1984 – Zusammenlegung von Berufsfeuerwehr und Zivilschutzamt
1984 wurden die Berufsfeuerwehr und das Amt für Zivilschutz organisatorisch zusammengelegt. Anlass dafür war das Ausscheiden des damaligen Feuerwehrchefs und des Leiters des Amtes für Zivilschutz. Aufgrund der engen Verbindung der Aufgabenbereiche wurde die Gelegenheit genutzt, beide Ämter zusammenzuführen. Die Feuerwehr ist seitdem nun für die gesamte Brandbreite der Gefahrenabwehr vom Papierkorbbrand bis hin zur Katastrophe und dem Schutz der Bevölkerung im Verteidigungsfall zuständig.
1999 – Die erste Frau bei der Berufsfeuerwehr Flensburg
Bereits seit Mitte der 1980er-Jahre waren Frauen vereinzelt im Einsatzdienst bei Berufsfeuerwehren vertreten. In den 1990er-Jahren öffneten viele Großstädte und Berufsfeuerwehren den aktiven Einsatzdienst für Bewerberinnen. 1999 begann die erste Brandmeisteranwärterin in Flensburg. Die gelernte Tischlerin war damit die erste Frau im Einsatzdienst.
2009 – Die Leitstelle zieht aus
Bis Ende 2009 war die Leitstelle für die Stadt Flensburg bei der Berufsfeuerwehr im Munketoft untergebracht.
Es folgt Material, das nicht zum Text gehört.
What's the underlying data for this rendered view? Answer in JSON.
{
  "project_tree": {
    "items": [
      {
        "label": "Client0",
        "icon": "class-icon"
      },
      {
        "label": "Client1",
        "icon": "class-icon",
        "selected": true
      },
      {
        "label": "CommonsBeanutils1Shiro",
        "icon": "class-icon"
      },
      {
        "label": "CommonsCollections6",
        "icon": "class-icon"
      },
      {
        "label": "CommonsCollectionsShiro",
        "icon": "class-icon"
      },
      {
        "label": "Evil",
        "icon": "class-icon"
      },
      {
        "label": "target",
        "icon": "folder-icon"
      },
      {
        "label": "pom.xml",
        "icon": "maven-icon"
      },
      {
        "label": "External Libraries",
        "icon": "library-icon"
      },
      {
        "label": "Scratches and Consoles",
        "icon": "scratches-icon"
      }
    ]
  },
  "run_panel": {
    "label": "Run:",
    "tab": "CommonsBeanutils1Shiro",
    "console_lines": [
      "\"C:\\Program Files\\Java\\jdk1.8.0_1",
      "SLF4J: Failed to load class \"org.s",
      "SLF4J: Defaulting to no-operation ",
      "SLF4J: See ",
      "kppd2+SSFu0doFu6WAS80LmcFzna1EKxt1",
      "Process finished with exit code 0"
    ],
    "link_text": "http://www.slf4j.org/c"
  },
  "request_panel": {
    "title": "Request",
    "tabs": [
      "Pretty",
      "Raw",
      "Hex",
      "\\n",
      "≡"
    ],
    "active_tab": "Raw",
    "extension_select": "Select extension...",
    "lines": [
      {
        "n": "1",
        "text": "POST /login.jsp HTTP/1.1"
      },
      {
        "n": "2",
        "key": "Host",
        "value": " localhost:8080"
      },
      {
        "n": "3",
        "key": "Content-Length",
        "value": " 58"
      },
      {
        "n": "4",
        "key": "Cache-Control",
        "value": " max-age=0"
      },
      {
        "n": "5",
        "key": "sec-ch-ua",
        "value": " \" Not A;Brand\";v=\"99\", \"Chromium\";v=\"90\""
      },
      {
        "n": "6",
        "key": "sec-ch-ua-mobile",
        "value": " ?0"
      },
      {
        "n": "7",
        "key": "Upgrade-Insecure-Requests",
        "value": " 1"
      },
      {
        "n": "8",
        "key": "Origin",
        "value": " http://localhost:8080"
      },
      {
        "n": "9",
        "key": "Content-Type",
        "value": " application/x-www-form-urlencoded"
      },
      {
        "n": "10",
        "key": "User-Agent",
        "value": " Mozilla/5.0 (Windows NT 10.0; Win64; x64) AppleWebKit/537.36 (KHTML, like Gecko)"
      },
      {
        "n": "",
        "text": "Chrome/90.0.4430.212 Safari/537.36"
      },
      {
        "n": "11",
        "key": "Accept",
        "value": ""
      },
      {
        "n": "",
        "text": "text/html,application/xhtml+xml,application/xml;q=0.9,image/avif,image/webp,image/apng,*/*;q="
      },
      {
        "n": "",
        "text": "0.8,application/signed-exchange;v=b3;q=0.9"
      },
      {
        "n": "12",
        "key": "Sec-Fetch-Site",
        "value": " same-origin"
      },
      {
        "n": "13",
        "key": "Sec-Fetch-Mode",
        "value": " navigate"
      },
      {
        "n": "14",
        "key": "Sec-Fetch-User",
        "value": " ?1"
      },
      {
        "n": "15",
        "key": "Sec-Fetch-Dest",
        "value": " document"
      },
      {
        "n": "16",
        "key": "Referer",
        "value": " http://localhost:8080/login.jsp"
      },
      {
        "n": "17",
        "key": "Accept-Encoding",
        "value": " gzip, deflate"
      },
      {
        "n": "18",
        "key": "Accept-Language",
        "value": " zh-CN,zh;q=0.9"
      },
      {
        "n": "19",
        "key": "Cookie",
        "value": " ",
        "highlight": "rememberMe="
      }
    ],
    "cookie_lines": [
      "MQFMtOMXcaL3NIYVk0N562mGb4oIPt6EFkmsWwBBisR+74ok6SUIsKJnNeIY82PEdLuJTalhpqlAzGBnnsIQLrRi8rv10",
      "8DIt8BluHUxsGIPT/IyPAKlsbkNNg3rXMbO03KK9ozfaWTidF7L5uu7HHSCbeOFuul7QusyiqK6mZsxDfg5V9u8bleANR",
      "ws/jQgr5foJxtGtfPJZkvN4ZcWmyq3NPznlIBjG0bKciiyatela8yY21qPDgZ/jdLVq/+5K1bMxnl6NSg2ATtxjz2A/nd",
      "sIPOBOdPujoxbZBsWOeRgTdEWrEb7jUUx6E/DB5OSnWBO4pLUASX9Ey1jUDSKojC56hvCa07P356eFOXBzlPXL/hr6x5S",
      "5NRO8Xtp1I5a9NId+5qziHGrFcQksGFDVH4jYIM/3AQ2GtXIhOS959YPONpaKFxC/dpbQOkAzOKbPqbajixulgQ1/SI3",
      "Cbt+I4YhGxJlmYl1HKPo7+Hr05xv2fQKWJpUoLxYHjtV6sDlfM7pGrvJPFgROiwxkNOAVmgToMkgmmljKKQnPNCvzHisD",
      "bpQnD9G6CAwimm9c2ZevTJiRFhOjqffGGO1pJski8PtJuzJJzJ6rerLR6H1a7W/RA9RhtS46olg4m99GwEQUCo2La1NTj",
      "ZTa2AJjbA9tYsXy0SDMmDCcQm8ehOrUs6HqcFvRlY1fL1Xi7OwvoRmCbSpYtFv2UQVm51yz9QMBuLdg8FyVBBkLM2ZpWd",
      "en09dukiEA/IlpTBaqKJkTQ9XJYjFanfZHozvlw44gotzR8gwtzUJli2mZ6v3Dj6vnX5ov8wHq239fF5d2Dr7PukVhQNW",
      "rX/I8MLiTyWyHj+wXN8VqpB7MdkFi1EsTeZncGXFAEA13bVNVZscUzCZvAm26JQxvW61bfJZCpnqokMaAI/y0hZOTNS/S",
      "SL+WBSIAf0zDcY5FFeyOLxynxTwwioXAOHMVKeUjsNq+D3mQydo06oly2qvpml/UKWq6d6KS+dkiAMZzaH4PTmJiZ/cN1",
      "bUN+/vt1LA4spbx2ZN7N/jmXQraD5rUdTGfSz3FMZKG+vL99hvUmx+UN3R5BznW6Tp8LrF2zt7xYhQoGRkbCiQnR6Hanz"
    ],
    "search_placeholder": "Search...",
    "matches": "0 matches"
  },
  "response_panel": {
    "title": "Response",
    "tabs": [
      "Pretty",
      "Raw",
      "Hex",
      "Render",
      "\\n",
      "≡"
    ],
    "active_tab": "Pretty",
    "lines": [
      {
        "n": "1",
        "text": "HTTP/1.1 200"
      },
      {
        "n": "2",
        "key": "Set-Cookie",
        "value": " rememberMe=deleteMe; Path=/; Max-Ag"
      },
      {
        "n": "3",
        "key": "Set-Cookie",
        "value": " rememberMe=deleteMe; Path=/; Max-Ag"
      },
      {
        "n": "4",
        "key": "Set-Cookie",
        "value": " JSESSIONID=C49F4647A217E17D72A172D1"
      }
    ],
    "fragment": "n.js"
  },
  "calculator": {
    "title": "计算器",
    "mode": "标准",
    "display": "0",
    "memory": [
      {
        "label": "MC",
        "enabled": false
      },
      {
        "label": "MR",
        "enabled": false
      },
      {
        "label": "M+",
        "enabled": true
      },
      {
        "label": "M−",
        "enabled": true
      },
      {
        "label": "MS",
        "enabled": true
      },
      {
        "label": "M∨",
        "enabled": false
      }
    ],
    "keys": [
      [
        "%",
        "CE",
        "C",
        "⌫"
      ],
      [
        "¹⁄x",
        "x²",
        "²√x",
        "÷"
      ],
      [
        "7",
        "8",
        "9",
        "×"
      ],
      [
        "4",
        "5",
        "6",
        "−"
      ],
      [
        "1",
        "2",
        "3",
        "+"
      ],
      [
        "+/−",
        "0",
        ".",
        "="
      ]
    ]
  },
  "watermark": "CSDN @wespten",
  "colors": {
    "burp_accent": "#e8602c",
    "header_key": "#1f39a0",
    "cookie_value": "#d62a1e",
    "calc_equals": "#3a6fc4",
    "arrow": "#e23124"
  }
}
Mit der Inbetriebnahme der Regionalleitstelle Nord in Harrislee wurde die Leitstellenfunktion dorthin verlagert.
Seitdem werden die Notrufe und Einsatzmeldungen für Flensburg und die umliegenden Kreise zentral durch die Regionalleitstelle Nord disponiert.
2015 – Inbetriebnahme der Rettungswache West
Im Juli 2015 wurde die Rettungswache West in Betrieb genommen. Mit dem neuen Standort konnte die rettungsdienstliche Versorgung im Westen Flensburgs weiter verbessert und die Hilfsfrist in diesem Bereich optimiert werden.
2017 – Der Schlauchturm wird abgerissen
Der seit 1954 bestehende Schlauchturm war über Jahrzehnte ein markantes Wahrzeichen der Berufsfeuerwehr Flensburg. Im Zuge des Abrisses des benachbarten Hallenbades geriet der Turm zunehmend in Schieflage. Da die beauftragten Statiker keine Verantwortung mehr für die Sicherheit übernehmen konnten, musste der Schlauchturm 2017 abgerissen werden.
2023 – Grundsatzbeschluss für zwei neue Feuer- und Rettungswachen
Die Flensburger Ratsversammlung fasste im Oktober 2023 den Grundsatzbeschluss für zwei neue Feuer- und Rettungswachen in Flensburg. Eine neue Wache wird im Osten der Stadt am Adelbyer Kirchenweg entstehen, die andere im Westen der Stadt am Quakenweg.
2025 – Inbetriebnahme der Rettungswache Nord
Zur Verbesserung der Flächenabdeckung im Stadtgebiet wurde im November 2025 der Betrieb auf der neuen Rettungswache Nord am Lornsendamm aufgenommen.